THP Entry: Making Amateur Astronomy Easy

explrad With the advent of electronics in everything, amateur astronomy has never been easier. Telescope mounts that point in the direction of any astronomical object automatically have been around for decades, and the Telrad – a device that paints 0.5, 2, and 4 degree diameter circles in your finder scope’s field of view are available if you’re just too cool for letting a robot do your job. [Christoph]’s explorad takes the concept of a Telrad and adds a somewhat more electronic twist: it still displays the field of view circles, but adds highlighting of interesting astronomical objects from a custom telescope mount, a huge database, and a few sensors.

By far the biggest challenge to any homebrew finder of astronomical objects is figuring out where the observer is. Not only does [Cristoph] need to take into account the location on Earth (GPS helps with that), but also where North is (electronic compass), where the telescope is pointing (optical encoders on a two axis mount), but also the universal time and current sidereal time. Living on a rotating planet that orbits a sun makes for a lot of code.

The current progress on the star finder to beat all star finders is a bit of code that draws the ‘telrad circles’ and displays placeholders for each patch of sky with a small triangle. Tilting the device or turning the azimuth pot moves these triangles and loads new ones on the fly. Now the name of the game is a sky object database for all the astronomical objects [Cristoph] wants to view.

7 thoughts on “THP Entry: Making Amateur Astronomy Easy

  1. Though, if you know enough of the night sky to locate and record the position of three bright stars against the position of the two axes of the scope you can dispense with having to know (North, Sidereal Time, Universal Time, Latitude or Longitude). You just then so a ‘simple’ spherical transform from the coordinate system of the scope to the one for the sky (RA, DEC).

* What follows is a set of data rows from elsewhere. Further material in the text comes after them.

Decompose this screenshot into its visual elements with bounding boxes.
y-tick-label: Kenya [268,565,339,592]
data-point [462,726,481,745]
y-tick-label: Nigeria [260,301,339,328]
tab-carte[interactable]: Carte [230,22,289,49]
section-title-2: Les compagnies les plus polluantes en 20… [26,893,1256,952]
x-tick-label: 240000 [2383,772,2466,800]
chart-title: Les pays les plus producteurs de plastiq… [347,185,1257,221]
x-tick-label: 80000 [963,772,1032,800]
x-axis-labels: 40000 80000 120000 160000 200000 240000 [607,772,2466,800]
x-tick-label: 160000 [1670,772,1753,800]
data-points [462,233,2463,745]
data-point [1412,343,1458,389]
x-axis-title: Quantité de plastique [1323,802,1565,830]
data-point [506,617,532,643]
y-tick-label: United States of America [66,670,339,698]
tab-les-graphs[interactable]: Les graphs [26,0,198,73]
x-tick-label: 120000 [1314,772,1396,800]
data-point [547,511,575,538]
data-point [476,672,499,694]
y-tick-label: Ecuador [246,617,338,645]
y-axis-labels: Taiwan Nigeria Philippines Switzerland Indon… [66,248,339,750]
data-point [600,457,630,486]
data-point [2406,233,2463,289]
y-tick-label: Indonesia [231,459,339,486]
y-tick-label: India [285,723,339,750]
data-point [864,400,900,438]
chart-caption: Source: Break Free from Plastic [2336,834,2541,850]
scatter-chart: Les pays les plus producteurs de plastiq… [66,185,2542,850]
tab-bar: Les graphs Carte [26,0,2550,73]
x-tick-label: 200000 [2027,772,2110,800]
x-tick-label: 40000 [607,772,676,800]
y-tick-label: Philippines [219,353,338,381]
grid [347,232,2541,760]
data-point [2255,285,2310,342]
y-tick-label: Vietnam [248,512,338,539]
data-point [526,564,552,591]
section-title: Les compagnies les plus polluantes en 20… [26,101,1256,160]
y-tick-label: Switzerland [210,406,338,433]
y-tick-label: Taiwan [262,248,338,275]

    1. I’m surprised that there aren’t more systems like that, effectively doing pattern matching of the sky of what can be seen.
      Okay, there’d need to be fairly heavy restriction to reduce the search space such as not zoomed in too much (to ensure there are enough key stars in view) but with a GPS location, exact time and approximate direction, would it not then be searchable?

  2. Modern technology really HAS made amateur astronomy much more accessible. All you have to do is google your zodiac, and it can give you your charts and tell you what to expect for years to come instantly. It’s never been easier to find out when Mercury will be in retrograde.